Toplantıya ilişkin değerlendirmelerinde Babacan, Türkiye’nin mali yönden güçlü olduğunu ve 2008-2009 krizi boyunca tek bir Türk bankasının problem yaşamadığını anlatarak şöyle devam etti: “G20 Masası etrafında her ne karar verirsek, düşük gelirli ülkelere olumlu etkileri olması için çalışacağız. Türk Başkanlığı olarak bizim gündemimiz aşağı yukarı bu. Türkiye olarak yapısal reformlara çok önem vermekteyiz. Mali yönden kuvvetliyiz, geçen yılki bütçe açığımız Gayri Safi Yurt İçi Hasıla’nın yüzde 1.3’ü idi. Çok kuvvetli bir finansal sistemimiz var. 2008-09’da kriz boyunca tek bir Türk bankası her hangi bir problem yaşamadı. Çünkü krizden önce reformlarımızı yapmıştık. 2006 reformları son derece önemliydi. Kuvvetli bir mali konum, kuvvetli bir bankacılık sistemi genel makro ekonomik ve finansal istikrarın çok önemli sütunları. Fakat aynı zamanda kırılganlıklar da var. Bunlarla nasıl baş edeceğiz. Bu daha çok yapısal reformlarla alakalı bir şey. OECD’nin Türkiye’ye mükemmel politika önerileri oldu. Bunlar son zamanlarda anons ettiğimiz politika gündemiyle son derece örtüşüyor.“ dedi.

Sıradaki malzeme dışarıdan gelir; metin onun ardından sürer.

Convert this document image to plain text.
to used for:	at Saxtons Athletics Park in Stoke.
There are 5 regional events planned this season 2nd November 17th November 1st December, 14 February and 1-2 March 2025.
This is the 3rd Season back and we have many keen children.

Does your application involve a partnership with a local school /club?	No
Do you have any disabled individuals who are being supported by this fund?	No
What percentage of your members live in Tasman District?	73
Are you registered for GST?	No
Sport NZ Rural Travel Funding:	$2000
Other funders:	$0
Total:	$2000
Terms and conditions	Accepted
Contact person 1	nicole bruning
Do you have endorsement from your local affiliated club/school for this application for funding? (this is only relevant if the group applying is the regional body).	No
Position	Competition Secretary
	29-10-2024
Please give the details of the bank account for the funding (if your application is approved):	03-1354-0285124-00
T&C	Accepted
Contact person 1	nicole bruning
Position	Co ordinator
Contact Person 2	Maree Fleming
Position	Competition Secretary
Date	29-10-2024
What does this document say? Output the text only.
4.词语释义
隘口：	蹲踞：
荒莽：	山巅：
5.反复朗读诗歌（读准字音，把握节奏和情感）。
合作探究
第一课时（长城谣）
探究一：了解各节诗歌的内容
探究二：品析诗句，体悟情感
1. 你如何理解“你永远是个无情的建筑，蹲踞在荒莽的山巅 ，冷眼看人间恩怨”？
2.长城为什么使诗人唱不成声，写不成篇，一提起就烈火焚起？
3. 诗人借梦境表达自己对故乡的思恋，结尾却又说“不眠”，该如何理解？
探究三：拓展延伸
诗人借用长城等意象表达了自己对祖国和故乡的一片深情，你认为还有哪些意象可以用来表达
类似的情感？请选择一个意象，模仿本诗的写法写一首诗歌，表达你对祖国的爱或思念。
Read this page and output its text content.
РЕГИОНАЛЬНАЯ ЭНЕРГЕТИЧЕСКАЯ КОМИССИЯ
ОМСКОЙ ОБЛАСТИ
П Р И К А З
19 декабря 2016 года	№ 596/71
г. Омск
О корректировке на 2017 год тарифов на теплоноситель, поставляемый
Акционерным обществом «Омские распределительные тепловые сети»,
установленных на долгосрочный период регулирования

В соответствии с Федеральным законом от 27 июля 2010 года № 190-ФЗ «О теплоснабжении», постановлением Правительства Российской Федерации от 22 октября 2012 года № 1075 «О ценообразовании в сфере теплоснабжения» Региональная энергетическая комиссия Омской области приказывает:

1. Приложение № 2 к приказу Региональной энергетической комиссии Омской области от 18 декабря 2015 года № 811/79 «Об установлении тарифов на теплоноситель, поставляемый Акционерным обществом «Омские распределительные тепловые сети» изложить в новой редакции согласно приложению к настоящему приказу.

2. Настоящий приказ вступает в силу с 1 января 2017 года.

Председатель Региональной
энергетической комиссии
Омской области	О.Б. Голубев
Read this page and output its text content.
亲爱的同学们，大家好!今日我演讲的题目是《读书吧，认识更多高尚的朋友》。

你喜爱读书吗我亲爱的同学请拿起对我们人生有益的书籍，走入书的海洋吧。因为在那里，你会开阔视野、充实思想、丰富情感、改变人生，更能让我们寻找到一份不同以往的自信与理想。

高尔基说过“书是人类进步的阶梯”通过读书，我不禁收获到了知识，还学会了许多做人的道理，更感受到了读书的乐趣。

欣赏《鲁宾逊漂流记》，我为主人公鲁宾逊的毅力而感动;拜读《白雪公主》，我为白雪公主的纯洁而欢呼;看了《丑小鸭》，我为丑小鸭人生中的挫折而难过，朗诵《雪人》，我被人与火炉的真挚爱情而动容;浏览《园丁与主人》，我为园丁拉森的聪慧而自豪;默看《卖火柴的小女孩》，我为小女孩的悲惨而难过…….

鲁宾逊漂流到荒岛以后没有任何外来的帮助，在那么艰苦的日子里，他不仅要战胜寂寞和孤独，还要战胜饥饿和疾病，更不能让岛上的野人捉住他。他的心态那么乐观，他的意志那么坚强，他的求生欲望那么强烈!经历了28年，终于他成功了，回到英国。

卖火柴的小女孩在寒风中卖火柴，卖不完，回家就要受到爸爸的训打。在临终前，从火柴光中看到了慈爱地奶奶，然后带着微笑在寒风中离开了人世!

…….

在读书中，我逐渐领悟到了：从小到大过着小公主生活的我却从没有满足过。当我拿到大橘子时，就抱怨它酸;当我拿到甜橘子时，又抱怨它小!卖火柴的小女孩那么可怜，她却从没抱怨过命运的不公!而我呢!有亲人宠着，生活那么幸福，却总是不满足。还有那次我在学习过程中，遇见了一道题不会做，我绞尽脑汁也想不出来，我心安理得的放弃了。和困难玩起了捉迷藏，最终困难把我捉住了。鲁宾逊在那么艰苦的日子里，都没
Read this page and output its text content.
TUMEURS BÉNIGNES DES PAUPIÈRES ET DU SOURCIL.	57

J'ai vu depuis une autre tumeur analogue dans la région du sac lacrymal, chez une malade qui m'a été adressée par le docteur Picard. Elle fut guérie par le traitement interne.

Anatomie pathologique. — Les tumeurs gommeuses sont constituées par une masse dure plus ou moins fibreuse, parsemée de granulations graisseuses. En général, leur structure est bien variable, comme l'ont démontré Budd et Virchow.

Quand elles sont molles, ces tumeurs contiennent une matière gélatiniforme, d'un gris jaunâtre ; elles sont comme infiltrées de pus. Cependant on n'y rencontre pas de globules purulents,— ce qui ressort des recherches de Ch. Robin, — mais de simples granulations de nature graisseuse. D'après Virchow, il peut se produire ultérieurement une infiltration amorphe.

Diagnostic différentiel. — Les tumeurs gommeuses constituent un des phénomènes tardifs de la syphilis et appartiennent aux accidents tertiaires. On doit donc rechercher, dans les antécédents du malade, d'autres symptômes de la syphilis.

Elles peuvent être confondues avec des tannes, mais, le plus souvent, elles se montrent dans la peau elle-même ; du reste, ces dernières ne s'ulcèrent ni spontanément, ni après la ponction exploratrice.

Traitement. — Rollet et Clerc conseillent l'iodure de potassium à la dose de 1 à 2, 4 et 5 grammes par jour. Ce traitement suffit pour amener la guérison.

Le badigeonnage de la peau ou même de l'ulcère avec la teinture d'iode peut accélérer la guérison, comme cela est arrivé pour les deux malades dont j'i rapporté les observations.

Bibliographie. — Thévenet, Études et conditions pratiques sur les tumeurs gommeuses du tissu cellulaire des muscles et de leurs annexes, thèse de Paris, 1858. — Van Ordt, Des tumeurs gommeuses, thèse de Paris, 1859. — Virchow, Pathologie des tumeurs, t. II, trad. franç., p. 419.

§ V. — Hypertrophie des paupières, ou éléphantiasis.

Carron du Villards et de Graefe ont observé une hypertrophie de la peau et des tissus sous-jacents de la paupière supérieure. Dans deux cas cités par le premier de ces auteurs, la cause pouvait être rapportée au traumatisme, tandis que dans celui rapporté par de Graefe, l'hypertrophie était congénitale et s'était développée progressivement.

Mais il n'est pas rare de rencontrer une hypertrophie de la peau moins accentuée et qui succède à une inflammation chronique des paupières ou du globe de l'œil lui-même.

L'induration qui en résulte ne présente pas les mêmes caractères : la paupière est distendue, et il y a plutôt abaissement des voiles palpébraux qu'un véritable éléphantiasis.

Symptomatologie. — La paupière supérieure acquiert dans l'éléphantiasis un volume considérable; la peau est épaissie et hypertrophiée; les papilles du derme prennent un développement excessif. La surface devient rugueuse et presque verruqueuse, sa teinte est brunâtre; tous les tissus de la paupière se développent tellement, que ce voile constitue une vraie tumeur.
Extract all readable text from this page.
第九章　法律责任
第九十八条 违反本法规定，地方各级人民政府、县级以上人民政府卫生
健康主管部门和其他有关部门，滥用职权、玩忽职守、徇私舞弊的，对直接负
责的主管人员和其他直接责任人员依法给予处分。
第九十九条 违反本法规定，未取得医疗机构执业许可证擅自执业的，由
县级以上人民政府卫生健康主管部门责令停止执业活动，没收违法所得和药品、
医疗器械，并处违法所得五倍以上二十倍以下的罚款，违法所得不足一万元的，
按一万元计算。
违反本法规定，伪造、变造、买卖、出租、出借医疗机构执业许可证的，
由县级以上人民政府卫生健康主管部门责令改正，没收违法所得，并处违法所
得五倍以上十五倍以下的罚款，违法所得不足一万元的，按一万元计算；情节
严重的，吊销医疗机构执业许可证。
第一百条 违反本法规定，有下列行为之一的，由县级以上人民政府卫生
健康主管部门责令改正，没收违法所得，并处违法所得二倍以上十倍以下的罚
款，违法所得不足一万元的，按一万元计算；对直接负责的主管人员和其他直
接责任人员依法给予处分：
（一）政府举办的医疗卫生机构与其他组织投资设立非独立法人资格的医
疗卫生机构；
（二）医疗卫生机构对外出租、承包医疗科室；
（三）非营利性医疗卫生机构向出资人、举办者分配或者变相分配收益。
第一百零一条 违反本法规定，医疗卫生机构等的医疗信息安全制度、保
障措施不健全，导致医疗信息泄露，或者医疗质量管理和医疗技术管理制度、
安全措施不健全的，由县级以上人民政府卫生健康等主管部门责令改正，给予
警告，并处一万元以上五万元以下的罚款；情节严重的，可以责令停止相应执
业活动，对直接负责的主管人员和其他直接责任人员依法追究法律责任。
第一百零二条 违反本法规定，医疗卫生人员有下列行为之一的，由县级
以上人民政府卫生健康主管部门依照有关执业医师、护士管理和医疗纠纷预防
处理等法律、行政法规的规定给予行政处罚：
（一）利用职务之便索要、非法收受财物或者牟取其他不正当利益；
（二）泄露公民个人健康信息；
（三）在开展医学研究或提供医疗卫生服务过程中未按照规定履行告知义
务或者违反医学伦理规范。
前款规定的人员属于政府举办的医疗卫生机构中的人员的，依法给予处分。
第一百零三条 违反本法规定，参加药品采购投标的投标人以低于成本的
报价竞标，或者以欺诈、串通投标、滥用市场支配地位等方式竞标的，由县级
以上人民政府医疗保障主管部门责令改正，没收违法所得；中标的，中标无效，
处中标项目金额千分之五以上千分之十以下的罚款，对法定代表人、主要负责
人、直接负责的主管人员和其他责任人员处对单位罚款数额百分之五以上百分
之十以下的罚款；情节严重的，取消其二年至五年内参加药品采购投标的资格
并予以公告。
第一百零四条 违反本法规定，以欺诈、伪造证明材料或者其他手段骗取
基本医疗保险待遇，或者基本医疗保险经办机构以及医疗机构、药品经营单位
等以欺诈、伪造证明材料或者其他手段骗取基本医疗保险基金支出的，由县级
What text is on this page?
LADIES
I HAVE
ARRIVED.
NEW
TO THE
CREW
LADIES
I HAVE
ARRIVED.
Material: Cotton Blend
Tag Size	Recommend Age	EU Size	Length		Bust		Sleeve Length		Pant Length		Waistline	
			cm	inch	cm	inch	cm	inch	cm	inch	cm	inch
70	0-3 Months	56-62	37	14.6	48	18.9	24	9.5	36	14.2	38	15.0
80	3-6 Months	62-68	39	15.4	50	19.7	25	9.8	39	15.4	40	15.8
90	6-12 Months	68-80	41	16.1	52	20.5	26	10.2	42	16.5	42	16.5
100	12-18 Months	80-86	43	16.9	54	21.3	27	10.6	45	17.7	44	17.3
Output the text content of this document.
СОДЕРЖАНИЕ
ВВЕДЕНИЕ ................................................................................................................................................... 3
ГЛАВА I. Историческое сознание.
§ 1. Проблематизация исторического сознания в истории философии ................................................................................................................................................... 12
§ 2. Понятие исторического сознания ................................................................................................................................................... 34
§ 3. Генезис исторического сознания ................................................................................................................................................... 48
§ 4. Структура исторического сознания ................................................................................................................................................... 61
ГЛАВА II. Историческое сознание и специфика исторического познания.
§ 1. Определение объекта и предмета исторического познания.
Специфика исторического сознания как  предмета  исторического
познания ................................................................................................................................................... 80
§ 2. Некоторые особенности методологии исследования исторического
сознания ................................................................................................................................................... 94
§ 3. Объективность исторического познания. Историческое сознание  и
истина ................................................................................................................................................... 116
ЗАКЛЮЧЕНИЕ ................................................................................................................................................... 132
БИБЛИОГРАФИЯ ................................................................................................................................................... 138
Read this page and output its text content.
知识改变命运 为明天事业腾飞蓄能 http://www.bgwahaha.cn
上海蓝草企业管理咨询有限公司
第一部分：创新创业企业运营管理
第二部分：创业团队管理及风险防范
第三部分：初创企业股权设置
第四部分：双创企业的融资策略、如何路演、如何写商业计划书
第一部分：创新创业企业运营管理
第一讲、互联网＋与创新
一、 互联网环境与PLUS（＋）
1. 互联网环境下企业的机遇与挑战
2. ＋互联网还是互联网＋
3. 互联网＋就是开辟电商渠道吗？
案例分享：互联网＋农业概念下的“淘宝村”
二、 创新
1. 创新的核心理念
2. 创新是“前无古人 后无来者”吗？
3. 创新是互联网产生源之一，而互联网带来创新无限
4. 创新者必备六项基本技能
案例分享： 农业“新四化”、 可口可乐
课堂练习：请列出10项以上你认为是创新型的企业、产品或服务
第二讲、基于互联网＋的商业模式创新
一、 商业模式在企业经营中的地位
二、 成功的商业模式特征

Ekonomi politikalarını değerlendirirken bazı sorular sorulduğunu belirten Babacan, şu tespitleri sıraladı: “Yetkili merciler problemlerin farkında mı? Zorlukları anlıyorlar mı? İkinci soru da şu. Bu sorunları nasıl çözeceklerini biliyorlar mı? Üçüncü soru da iradeleri ve güçleri var mı, gerekli olan şeyleri yapmaya? Bu soruların cevabı evet ise her hangi bir ülke için, o ülke muhtemelen iyi bir performans çıkaracak."